While The Supreme Court struck down Section 4, Section 5 of the Act is still in effect, thus the Federal Government’s enforcement of federal preclearance is still constitutional. Simply put, Section 4 provides a definition of a state or local jurisdictions with discriminatory voting  practices and patterns. The elimination of Section 4 renders even more state and local governments susceptible to preclearance, as hardly any states utilize tests or devices as prerequisites to voting; however, many have extremely low voter registration and turnout and perceptibly discriminatory practices.

It just so happens that Texas’ voter turnout currently ranks dead last in the nation. Texas’ voting practices have been heavily scrutinized for decades and many deem them as as discriminatory. It was only a matter of time that these questionable practices would be further examined and possibly regulated. If it were Atlanta or Alaska who ranked last out of the 51 contiguous states and districts I’m sure the uproar in Texas would not be so extreme.

1 comment:

  1. After reading Courtney Robertson’s post on her blog, Courtney Robertson / TX Justice, I definitely felt more informed about how Attorney General Eric Holder and the Justice Department are working to preserve voting rights. In her post, Courtney provides quality background on several important elements and key stakeholders affected by the initiative. First, she briefly described how the Justice Department’s initiative will affect Texas by forcing the state to get federal approval before making redistricting changes. Then, she proceeded to describe Attorney General Holder’s goal for the plan to decrease discriminatory practices such as Texas’ frequent redistricting and gerrymandering. While this information was helpful, it would have provided better context to include the fact that the initiative hopes to prevent problems such as the 2003 redistricting crisis from occurring in the future.

    One key aspect in the beginning of the post that really stood out was the succinct, relevant quotes from both Texas Attorney General Greg Abbott and Governor Rick Perry. By including their critical views that the Obama Administration is trying to work around the Supreme Court ruling on the Voting Act of 1965, it helped the reader quickly understand the point of contention between the federal government and the Texas government. Also, I thought that the sentence about the feds pulling Governor Perry’s calling card was a good insertion of humor into the post. It made the post seem more personal in style, and it provided an interesting way to set up the following analysis.
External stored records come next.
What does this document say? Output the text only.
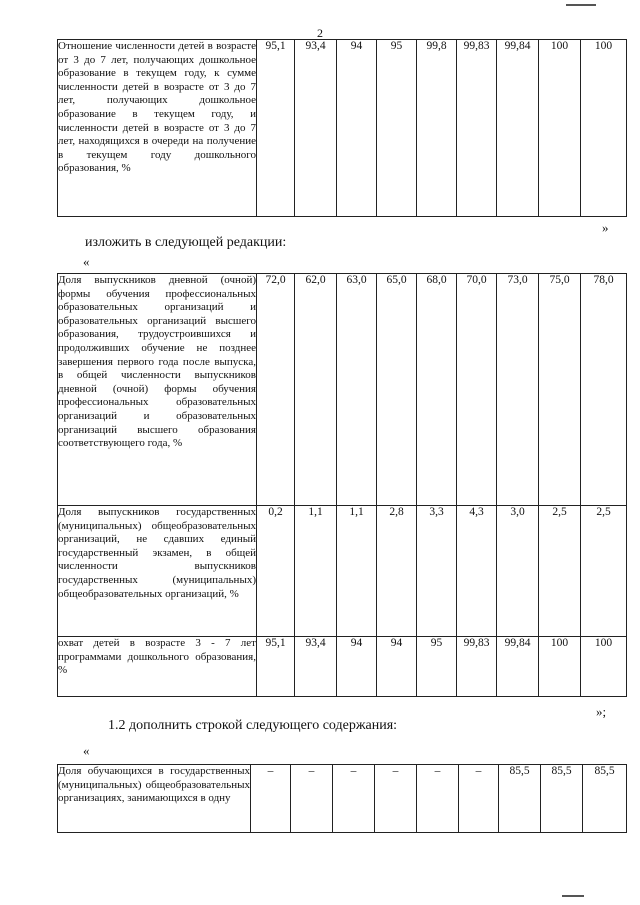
2
Отношение численности детей в возрасте от 3 до 7 лет, получающих дошкольное образование в текущем году, к сумме численности детей в возрасте от 3 до 7 лет, получающих дошкольное образование в текущем году, и численности детей в возрасте от 3 до 7 лет, находящихся в очереди на получение в текущем году дошкольного образования, %	95,1	93,4	94	95	99,8	99,83	99,84	100	100
»
изложить в следующей редакции:
«
Доля выпускников дневной (очной) формы обучения профессиональных образовательных организаций и образовательных организаций высшего образования, трудоустроившихся и продолживших обучение не позднее завершения первого года после выпуска, в общей численности выпускников дневной (очной) формы обучения профессиональных образовательных организаций и образовательных организаций высшего образования соответствующего года, %	72,0	62,0	63,0	65,0	68,0	70,0	73,0	75,0	78,0
Доля выпускников государственных (муниципальных) общеобразовательных организаций, не сдавших единый государственный экзамен, в общей численности выпускников государственных (муниципальных) общеобразовательных организаций, %	0,2	1,1	1,1	2,8	3,3	4,3	3,0	2,5	2,5
охват детей в возрасте 3 - 7 лет программами дошкольного образования, %	95,1	93,4	94	94	95	99,83	99,84	100	100
»;
1.2 дополнить строкой следующего содержания:
«
Доля обучающихся в государственных (муниципальных) общеобразовательных организациях, занимающихся в одну	–	–	–	–	–	–	85,5	85,5	85,5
    The analysis portion of the post examined the rationale underlying the federal government’s enforcement of federal preclearance is constitutional. While Section 4 of the Voting Rights act of 1965 was struck down, Section 5 is still in effect. Therefore, the federal government is not trying to work around the Supreme Court’s ruling; rather they are instead fulfilling their duty to protect the rights of Texas citizens. This information demonstrates that Greg Abbott’s “political theatre” comment about the Obama Administration was based on political allegiances rather than facts. Another excellent point Courtney made was that because Texas recently ranked last in voter turnout, it was only a matter of time before their voting practices were examined. While I believe this a great point, I felt that the statistic of Texas being ranked last in voter turnout may have provided more impact and served as a quality attention-getter if it was placed earlier in the post. Since Courtney’s conclusion is based around the idea that Texans should not be surprised that voting practices are being regulated, I think it would have provided better flow to introduce this rationale earlier in the post.

    Overall, I thought that Courtney’s post was a quality piece of writing and was very informative. The succinct nature of her writing and factual background information provided excellent context for the topic and made a complicated set of government actions easy to understand.